The performance and reproducibility of an LC system has the potential to impact peak identification, quantification and peak tracking when running an analytical procedure. Additionally, challenging method conditions, such as long, shallow gradients, may negatively impact retention time reproducibility. This study highlights the high performance level of the ACQUITY UPLC I-Class PLUS System, specifically the consistent gradient formation which enables the generation of reproducible retention times. 

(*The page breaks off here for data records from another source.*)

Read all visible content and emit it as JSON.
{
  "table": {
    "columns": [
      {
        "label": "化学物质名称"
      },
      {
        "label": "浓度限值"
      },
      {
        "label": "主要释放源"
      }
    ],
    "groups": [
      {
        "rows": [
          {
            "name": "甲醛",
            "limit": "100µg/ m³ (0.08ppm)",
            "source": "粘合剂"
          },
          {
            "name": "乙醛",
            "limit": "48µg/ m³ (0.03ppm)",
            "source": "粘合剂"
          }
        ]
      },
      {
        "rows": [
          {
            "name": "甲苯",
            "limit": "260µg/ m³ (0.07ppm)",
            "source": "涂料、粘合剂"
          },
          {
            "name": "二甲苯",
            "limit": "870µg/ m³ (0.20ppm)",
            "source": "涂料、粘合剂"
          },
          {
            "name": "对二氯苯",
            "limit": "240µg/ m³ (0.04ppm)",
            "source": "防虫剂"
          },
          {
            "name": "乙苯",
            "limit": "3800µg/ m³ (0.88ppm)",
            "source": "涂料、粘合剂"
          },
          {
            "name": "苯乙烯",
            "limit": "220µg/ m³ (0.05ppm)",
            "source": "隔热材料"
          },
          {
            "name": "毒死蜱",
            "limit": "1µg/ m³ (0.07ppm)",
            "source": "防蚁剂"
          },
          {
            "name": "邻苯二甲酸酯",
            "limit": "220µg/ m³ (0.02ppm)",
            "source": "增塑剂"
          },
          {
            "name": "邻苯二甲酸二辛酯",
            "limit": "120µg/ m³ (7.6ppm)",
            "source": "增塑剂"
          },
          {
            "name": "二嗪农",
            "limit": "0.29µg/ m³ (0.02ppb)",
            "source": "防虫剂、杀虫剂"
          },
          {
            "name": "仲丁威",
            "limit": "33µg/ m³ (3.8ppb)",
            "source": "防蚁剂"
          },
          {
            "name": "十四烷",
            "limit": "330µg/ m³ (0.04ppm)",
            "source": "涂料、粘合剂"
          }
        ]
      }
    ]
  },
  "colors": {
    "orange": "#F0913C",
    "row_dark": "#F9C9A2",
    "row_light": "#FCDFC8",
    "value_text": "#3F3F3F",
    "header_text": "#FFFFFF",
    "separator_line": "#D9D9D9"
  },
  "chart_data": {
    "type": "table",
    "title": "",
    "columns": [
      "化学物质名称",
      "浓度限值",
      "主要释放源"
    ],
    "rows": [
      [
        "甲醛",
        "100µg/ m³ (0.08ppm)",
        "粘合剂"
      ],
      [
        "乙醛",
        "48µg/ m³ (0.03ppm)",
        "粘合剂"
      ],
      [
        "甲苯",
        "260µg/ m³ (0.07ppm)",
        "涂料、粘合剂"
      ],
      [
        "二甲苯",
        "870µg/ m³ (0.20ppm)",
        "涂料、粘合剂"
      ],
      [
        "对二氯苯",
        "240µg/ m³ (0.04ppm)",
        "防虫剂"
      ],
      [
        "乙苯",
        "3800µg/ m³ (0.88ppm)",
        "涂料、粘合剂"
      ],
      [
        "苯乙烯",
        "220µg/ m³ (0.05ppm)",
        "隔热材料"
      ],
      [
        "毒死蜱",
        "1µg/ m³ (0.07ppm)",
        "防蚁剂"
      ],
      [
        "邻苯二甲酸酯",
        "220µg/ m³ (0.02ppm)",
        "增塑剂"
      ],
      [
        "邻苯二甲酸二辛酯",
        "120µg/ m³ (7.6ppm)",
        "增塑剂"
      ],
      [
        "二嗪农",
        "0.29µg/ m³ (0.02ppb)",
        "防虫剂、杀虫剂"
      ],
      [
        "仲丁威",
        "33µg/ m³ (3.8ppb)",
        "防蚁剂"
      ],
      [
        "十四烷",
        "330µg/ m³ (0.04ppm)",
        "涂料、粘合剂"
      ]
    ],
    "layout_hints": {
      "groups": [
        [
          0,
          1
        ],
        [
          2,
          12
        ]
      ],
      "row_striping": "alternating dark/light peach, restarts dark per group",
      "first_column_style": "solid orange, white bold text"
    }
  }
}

1. M Swartz, I Krull. Validation and Peptide Mapping. LCGC North America, 25 (2007) pg 468–475.
2. MA Lauber, SM Koza, EE Chambers. Comprehensive Characterization of the N and O-Linked Glycosylation of a Recombinant Human EPO. Waters Application Note 720005462en. 2015.
3. S Nikles, Monschein, H Zou, Y Liu, X He, D Fan, A Lu, K Yu, G Isaac, R Bauer. Metabolic Profiling of the Traditional Chinese Medicine Formulation Yu Ping Feng San for the Identification of Constituents Relevant for Effects on Expression of TNF-α, IFN-γ, IL-1β, and IL-4 in U937 cells. J Pharm and BioMed Anal., 145 (2017), pg. 219–229.